According to epidemiologists, in order to ensure the safety of the population, the first reopening measures should not take place until a significant proportion of the population has been vaccinated and the circulation of the virus has been reduced sufficiently to allow the tracing and isolation of all cases. Yet European governments are ending lockdowns while vaccination is largely insufficient and the number of cases is high everywhere. About 10 percent of the French population is fully vaccinated, with 24 percent having received at least one dose.

In addition to the illnesses and deaths this policy brings, it encourages the mutation and development of new variants that can bypass the immunity acquired naturally by the disease or by vaccines. For example, Brazilian and South African variants with this characteristic more than doubled in the second half of April in the Île-de-France region. This is a repeat of the policy from last year, at the end of the second wave of the virus, when the reopening allowed the English variant to establish itself massively within the space of weeks.

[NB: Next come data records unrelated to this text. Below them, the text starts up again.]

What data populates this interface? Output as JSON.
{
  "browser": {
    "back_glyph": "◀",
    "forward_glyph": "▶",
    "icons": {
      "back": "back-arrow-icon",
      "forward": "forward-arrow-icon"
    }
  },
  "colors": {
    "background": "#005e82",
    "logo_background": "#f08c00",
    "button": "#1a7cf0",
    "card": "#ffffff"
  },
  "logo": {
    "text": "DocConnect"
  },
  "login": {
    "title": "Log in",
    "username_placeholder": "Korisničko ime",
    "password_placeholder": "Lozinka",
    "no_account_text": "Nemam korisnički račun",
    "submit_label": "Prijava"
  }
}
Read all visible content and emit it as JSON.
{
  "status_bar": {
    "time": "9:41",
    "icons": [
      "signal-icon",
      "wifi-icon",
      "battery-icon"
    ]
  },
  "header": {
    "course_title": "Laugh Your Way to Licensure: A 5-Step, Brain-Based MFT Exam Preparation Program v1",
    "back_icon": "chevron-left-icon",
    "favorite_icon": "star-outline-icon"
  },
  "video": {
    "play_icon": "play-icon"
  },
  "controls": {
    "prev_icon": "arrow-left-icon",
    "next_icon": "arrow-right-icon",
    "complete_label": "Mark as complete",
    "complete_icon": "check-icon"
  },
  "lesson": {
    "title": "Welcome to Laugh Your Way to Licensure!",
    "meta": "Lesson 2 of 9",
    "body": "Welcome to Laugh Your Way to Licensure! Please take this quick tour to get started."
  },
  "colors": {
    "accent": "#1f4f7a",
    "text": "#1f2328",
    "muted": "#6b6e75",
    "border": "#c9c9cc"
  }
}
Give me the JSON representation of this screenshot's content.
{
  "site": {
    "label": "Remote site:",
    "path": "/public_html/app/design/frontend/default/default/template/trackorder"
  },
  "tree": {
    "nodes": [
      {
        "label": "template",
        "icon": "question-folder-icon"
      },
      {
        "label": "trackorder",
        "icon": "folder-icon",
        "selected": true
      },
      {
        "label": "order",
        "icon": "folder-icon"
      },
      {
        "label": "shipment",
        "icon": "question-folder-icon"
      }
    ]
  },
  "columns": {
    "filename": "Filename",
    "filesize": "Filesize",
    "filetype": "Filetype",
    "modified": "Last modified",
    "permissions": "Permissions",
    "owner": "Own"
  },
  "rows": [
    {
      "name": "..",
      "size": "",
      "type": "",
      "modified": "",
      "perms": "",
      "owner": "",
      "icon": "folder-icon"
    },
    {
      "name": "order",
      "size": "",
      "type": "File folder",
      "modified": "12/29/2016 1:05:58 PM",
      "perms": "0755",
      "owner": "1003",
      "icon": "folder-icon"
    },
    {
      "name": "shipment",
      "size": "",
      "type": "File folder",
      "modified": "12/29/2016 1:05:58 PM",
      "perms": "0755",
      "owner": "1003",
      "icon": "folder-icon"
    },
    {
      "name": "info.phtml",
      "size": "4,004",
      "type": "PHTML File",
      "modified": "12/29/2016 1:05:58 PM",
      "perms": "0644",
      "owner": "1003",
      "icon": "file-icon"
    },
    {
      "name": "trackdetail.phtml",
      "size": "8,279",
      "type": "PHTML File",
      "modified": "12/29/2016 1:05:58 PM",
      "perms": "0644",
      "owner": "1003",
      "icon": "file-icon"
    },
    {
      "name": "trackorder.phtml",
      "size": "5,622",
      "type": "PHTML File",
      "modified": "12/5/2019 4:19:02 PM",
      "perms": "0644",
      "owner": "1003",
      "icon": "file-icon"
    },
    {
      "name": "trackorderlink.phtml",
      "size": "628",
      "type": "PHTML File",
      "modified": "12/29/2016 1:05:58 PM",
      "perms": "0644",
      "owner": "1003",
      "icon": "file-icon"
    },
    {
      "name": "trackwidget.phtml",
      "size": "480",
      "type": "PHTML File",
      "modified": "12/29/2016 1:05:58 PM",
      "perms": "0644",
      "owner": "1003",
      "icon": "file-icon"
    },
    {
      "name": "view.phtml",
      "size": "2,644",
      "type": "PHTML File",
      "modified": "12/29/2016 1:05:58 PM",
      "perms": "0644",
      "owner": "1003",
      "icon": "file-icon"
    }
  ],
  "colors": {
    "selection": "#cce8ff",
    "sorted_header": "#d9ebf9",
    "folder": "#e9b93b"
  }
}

The irrationality of the health policy pursued by European governments is clear. The enormous economic and social sacrifices of the working class during the lockdowns is being systematically squandered by the policy of “living with the virus.”

The Macron government came to power with a programme to destroy decades of social gains of the working class and favour the most base exploitation of labour by capital. This policy, which benefits a tiny minority of the population, has produced a social catastrophe. The subordination of social life to private profit is incompatible with the rational management of a complex society that benefits the majority of the population.

But an alternative must also be proposed and fought for. This alternative is a socialist policy against the coronavirus, determined by science and coordinated internationally by the working class.

For this, new means of mass working-class struggle must be developed. The International Committee of the Fourth International has called for the creation of an International Workers Alliance of Rank-and-File Committees. For the working class to fight back, a way must be found to coordinate its struggles in factories, industries and countries against the ruling class. New forms of organization will allow action independently of the pro-capitalist trade unions, which are openly aligned with the ruling-class policy of herd immunity, and the pseudo-left political organizations that promote them in order to suppress working-class struggles. The perspective that must guide and unify these struggles is of world socialist revolution.